Keys to addressing diversity, equity and inclusion in the UK Higher Education real estate.
As the world continues to grapple with the realities of racism and injustice brought most recently to the spotlight by the murder of George Floyd in the United States, many in the real estate industry are looking inward and acknowledging that there is work to be done to heal and support our own communities, while best representing the industry. The Higher Education sector in the UK is not immune to these global challenges and should seek to address the issues in a systematic and timely way.
In this project you can explore how the sector is responding the challenges of implementing EDI in our operations and seeking out best practice which is being applied in our own sector but also in other real estate sectors.
Areas to explore could include:
- Creating an inclusive environment –Higher education institutions have a legal duty to protect their staff and students from discrimination and harassment and to foster good relations between different groups of people with protected characteristics. How are Estates and Facilities departments contributing to institutional compliance?

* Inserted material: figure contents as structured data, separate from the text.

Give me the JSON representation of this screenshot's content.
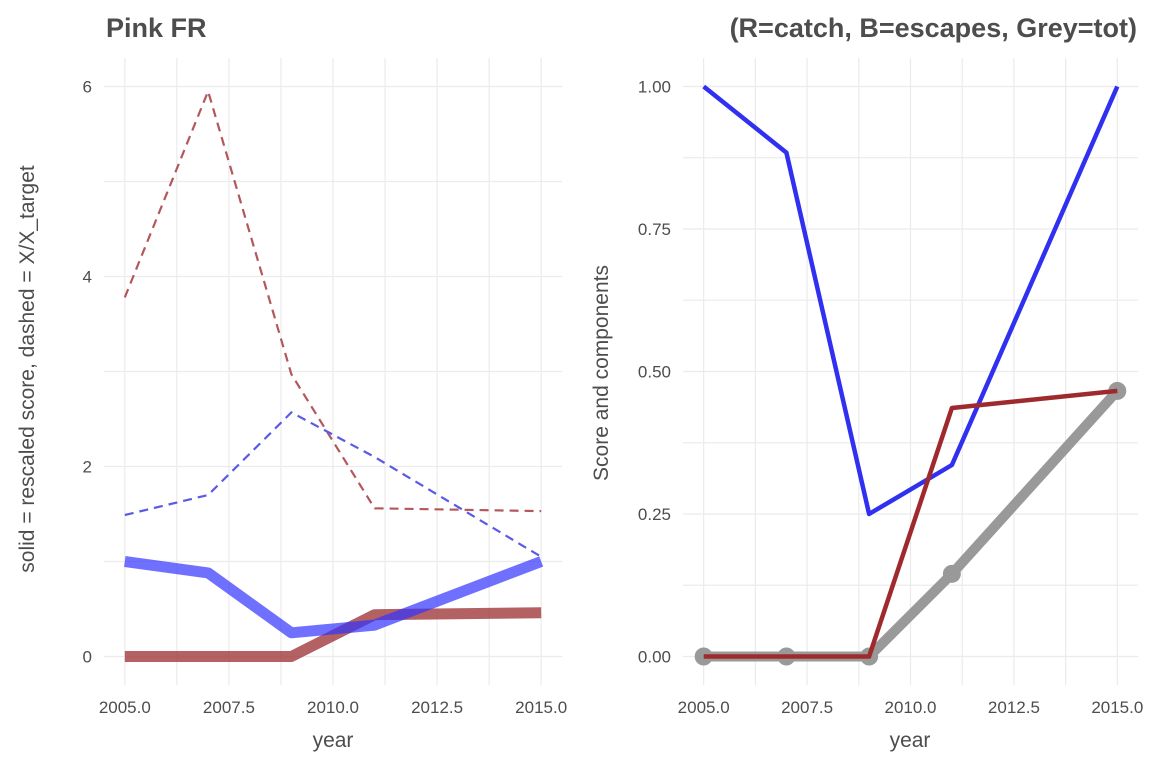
{
  "chart_data": [
    {
      "type": "line",
      "title": "Pink FR",
      "xlabel": "year",
      "ylabel": "solid = rescaled score, dashed = X/X_target",
      "xlim": [
        2004.5,
        2015.5
      ],
      "ylim": [
        -0.3,
        6.3
      ],
      "xticks": [
        "2005.0",
        "2007.5",
        "2010.0",
        "2012.5",
        "2015.0"
      ],
      "xtick_values": [
        2005,
        2007.5,
        2010,
        2012.5,
        2015
      ],
      "yticks": [
        "0",
        "2",
        "4",
        "6"
      ],
      "ytick_values": [
        0,
        2,
        4,
        6
      ],
      "grid": true,
      "series": [
        {
          "x": [
            2005,
            2007,
            2009,
            2011,
            2015
          ],
          "y": [
            3.78,
            5.95,
            2.97,
            1.56,
            1.53
          ],
          "color": "#b2585a",
          "style": "dashed",
          "width": 2.2
        },
        {
          "x": [
            2005,
            2007,
            2009,
            2011,
            2015
          ],
          "y": [
            1.49,
            1.7,
            2.57,
            2.1,
            1.05
          ],
          "color": "#5a5ae6",
          "style": "dashed",
          "width": 2.2
        },
        {
          "x": [
            2005,
            2007,
            2009,
            2011,
            2015
          ],
          "y": [
            0.0,
            0.0,
            0.0,
            0.44,
            0.46
          ],
          "color": "#a0393c",
          "style": "solid",
          "width": 11,
          "opacity": 0.8
        },
        {
          "x": [
            2005,
            2007,
            2009,
            2011,
            2015
          ],
          "y": [
            1.0,
            0.88,
            0.25,
            0.33,
            1.0
          ],
          "color": "#3333ff",
          "style": "solid",
          "width": 11,
          "opacity": 0.7
        }
      ]
    },
    {
      "type": "line",
      "title": "(R=catch, B=escapes, Grey=tot)",
      "xlabel": "year",
      "ylabel": "Score and components",
      "xlim": [
        2004.5,
        2015.5
      ],
      "ylim": [
        -0.05,
        1.05
      ],
      "xticks": [
        "2005.0",
        "2007.5",
        "2010.0",
        "2012.5",
        "2015.0"
      ],
      "xtick_values": [
        2005,
        2007.5,
        2010,
        2012.5,
        2015
      ],
      "yticks": [
        "0.00",
        "0.25",
        "0.50",
        "0.75",
        "1.00"
      ],
      "ytick_values": [
        0,
        0.25,
        0.5,
        0.75,
        1.0
      ],
      "grid": true,
      "series": [
        {
          "x": [
            2005,
            2007,
            2009,
            2011,
            2015
          ],
          "y": [
            0.0,
            0.0,
            0.0,
            0.145,
            0.466
          ],
          "color": "#999999",
          "style": "solid",
          "width": 10,
          "markers": true
        },
        {
          "x": [
            2005,
            2007,
            2009,
            2011,
            2015
          ],
          "y": [
            1.0,
            0.884,
            0.25,
            0.336,
            1.0
          ],
          "color": "#3030f0",
          "style": "solid",
          "width": 4.5
        },
        {
          "x": [
            2005,
            2007,
            2009,
            2011,
            2015
          ],
          "y": [
            0.0,
            0.0,
            0.0,
            0.436,
            0.466
          ],
          "color": "#9e2a2e",
          "style": "solid",
          "width": 4.5
        }
      ]
    }
  ]
}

- Employment and Careers in Estates and Facilities – Recruitment and selection processes can have a significant impact on how external recruitment and internal career pathways are managed. What best practice policies and practices are in place that removes barriers to progression in Estates and Facilities?
- Terms and Conditions – what best practices are there that don’t discriminate and facilitate an inclusive working environment?
- Data and Evidence – what best practice can be identified where Estates and Facilities departments are using equality data to identified areas for action and to show trended progress?